The company, which presently employs more than 200,000 people around the world, will expand its local hiring in the U.S. It plans to add four new hubs dedicated to research technologies such as artificial intelligence and machine learning as well.
Infosys has said that the first such hub will open in Indiana in August 2017 and is expected to create 2,000 jobs for American workers by 2021.
This move comes following criticism from the Trump administration that outsourcing firms are unfairly taking jobs away from U.S workers. Infosys, along with other such Indian firms — Tata Consultancy Services (TCS) and Wipro have become political targets in the U.S for allegedly displacing their workers’ jobs by flying in foreigners on temporary visas.
The IT service firms rely heavily on the H-1B visa program, which U.S. President Donald Trump has now ordered federal agencies to review.

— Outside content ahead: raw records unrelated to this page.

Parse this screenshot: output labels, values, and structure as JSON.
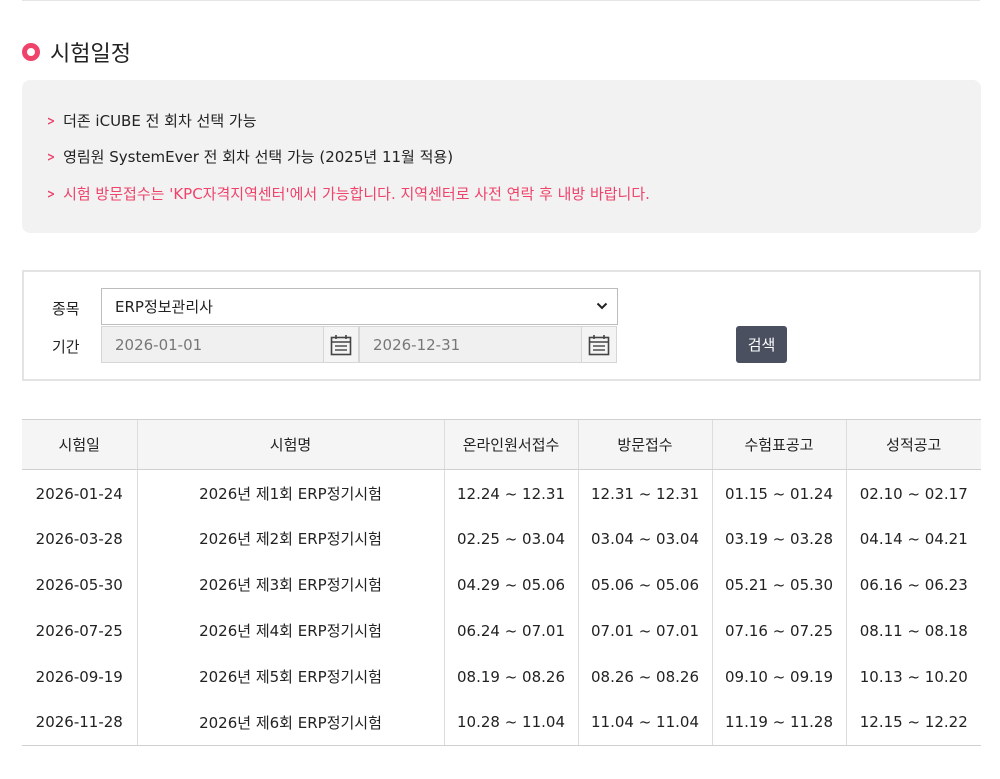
{
  "section": {
    "title": "시험일정"
  },
  "notices": [
    {
      "text": "더존 iCUBE 전 회차 선택 가능"
    },
    {
      "text": "영림원 SystemEver 전 회차 선택 가능 (2025년 11월 적용)"
    },
    {
      "text": "시험 방문접수는 'KPC자격지역센터'에서 가능합니다. 지역센터로 사전 연락 후 내방 바랍니다."
    }
  ],
  "search": {
    "subject_label": "종목",
    "subject_value": "ERP정보관리사",
    "period_label": "기간",
    "start_date": "2026-01-01",
    "end_date": "2026-12-31",
    "button_label": "검색"
  },
  "table": {
    "headers": [
      "시험일",
      "시험명",
      "온라인원서접수",
      "방문접수",
      "수험표공고",
      "성적공고"
    ],
    "rows": [
      [
        "2026-01-24",
        "2026년 제1회 ERP정기시험",
        "12.24 ~ 12.31",
        "12.31 ~ 12.31",
        "01.15 ~ 01.24",
        "02.10 ~ 02.17"
      ],
      [
        "2026-03-28",
        "2026년 제2회 ERP정기시험",
        "02.25 ~ 03.04",
        "03.04 ~ 03.04",
        "03.19 ~ 03.28",
        "04.14 ~ 04.21"
      ],
      [
        "2026-05-30",
        "2026년 제3회 ERP정기시험",
        "04.29 ~ 05.06",
        "05.06 ~ 05.06",
        "05.21 ~ 05.30",
        "06.16 ~ 06.23"
      ],
      [
        "2026-07-25",
        "2026년 제4회 ERP정기시험",
        "06.24 ~ 07.01",
        "07.01 ~ 07.01",
        "07.16 ~ 07.25",
        "08.11 ~ 08.18"
      ],
      [
        "2026-09-19",
        "2026년 제5회 ERP정기시험",
        "08.19 ~ 08.26",
        "08.26 ~ 08.26",
        "09.10 ~ 09.19",
        "10.13 ~ 10.20"
      ],
      [
        "2026-11-28",
        "2026년 제6회 ERP정기시험",
        "10.28 ~ 11.04",
        "11.04 ~ 11.04",
        "11.19 ~ 11.28",
        "12.15 ~ 12.22"
      ]
    ]
  },
  "colors": {
    "accent": "#f0436b",
    "button": "#4a5060",
    "panel_bg": "#f2f2f2"
  }
}
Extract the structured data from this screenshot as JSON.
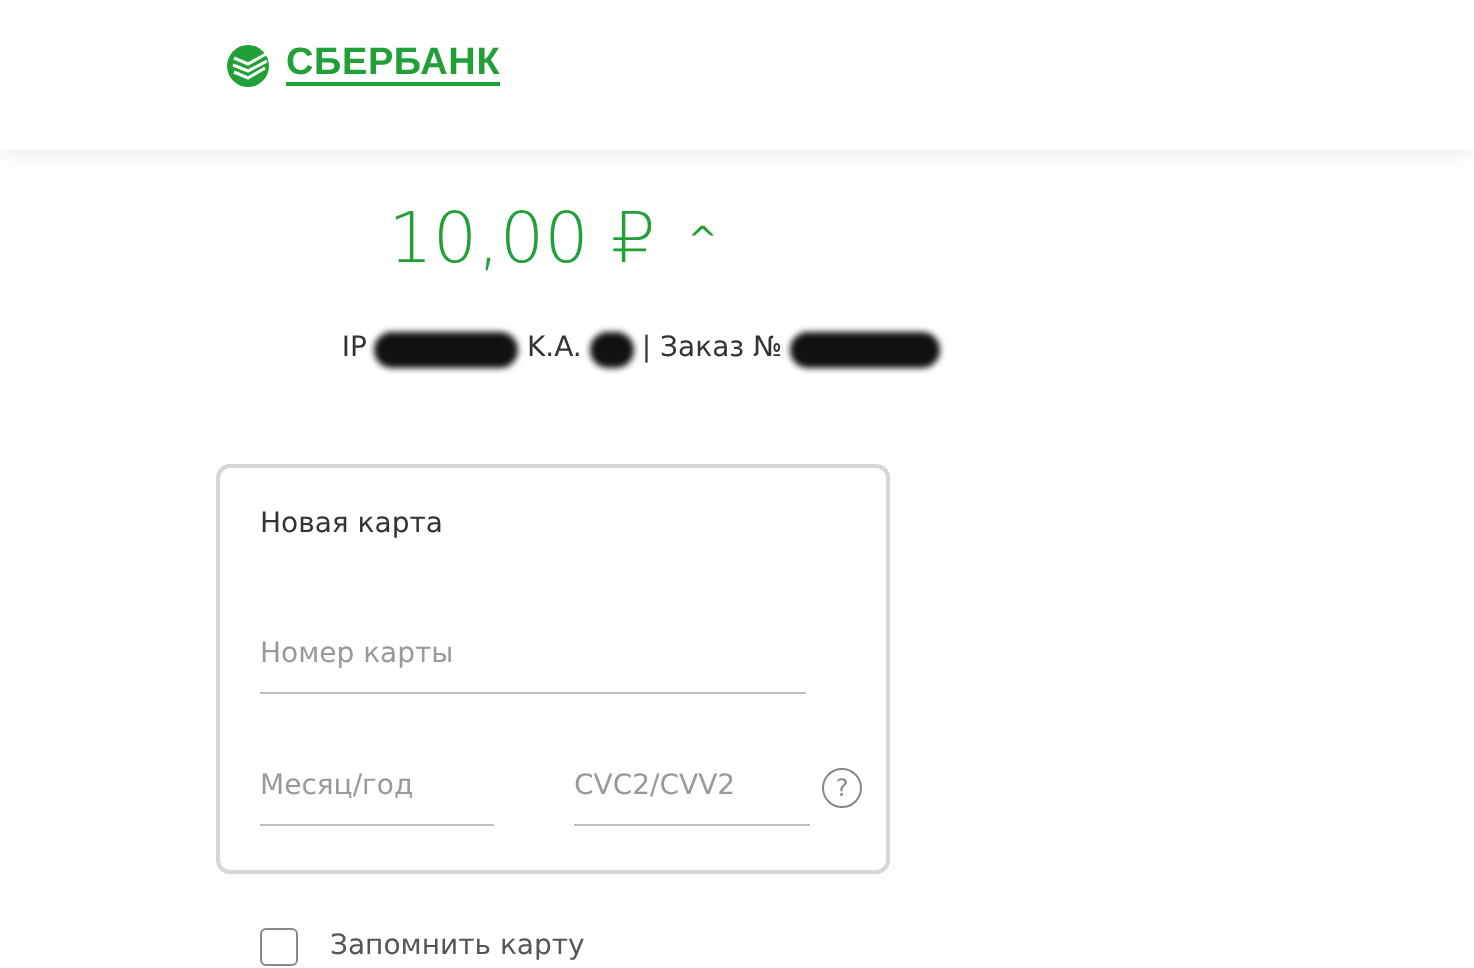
{
  "header": {
    "logo_text": "СБЕРБАНК"
  },
  "amount": {
    "value": "10,00 ₽",
    "toggle": "^"
  },
  "merchant_line": [
    {
      "kind": "text",
      "text": "IP"
    },
    {
      "kind": "redacted"
    },
    {
      "kind": "text",
      "text": "K.A."
    },
    {
      "kind": "redacted"
    },
    {
      "kind": "text",
      "text": "| Заказ №"
    },
    {
      "kind": "redacted"
    }
  ],
  "card_form": {
    "title": "Новая карта",
    "fields": [
      {
        "kind": "number",
        "placeholder": "Номер карты"
      },
      {
        "kind": "expiry",
        "placeholder": "Месяц/год"
      },
      {
        "kind": "cvc",
        "placeholder": "CVC2/CVV2",
        "help": "?"
      }
    ]
  },
  "remember": {
    "label": "Запомнить карту",
    "checked": false
  }
}
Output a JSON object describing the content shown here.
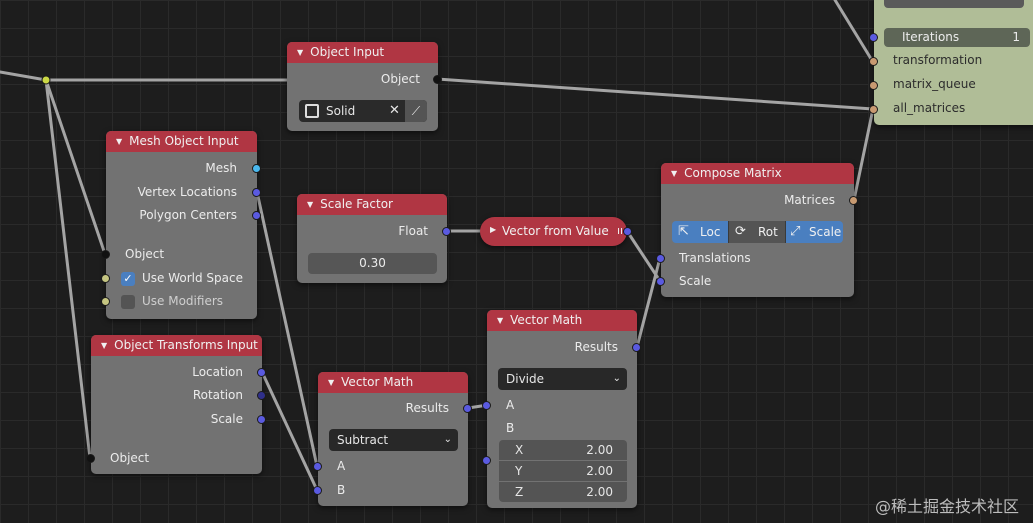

Last month, he signed an executive order aimed at overhauling H-1B work visa programs. With regards to the same, Infosys’ Chief Executive Officer Vishal Sikka said:
In the fast-changing world of today, we need the ability to be local. We need to be trusted by our customers as being local. To work with a mix of global and local talent is absolutely the right thing to do.
Many Indian outsourcing firms have recruited employees in the United States but Infosys is the first one to come out with concrete hiring numbers and provide a timeline.
A report suggests that last month, Infosys was applying for just under 1,000 H-1B visas this year. This is a significant downfall from about 6,500 applications in 2016 and some 9,000 in 2015.
Indian politicians and several IT industry heads have been lobbying U.S. lawmakers and officials to not make drastic changes to visa rules, as this could hurt India’s massive $150 billion IT service sector.
While Infosys has announced its plans to hire 10,000 US workers, it has not disclosed the financial impact of its plans. It has also not cleared if the planned U.S. jobs would account for a large percentage of overall hiring in the coming two years.
Last month, the company warned that it would struggle to reach its ambitious $20 billion revenue target by 2020, as the Indian software service sector has been hit by cautious client spending due to a rising protectionist wave globally.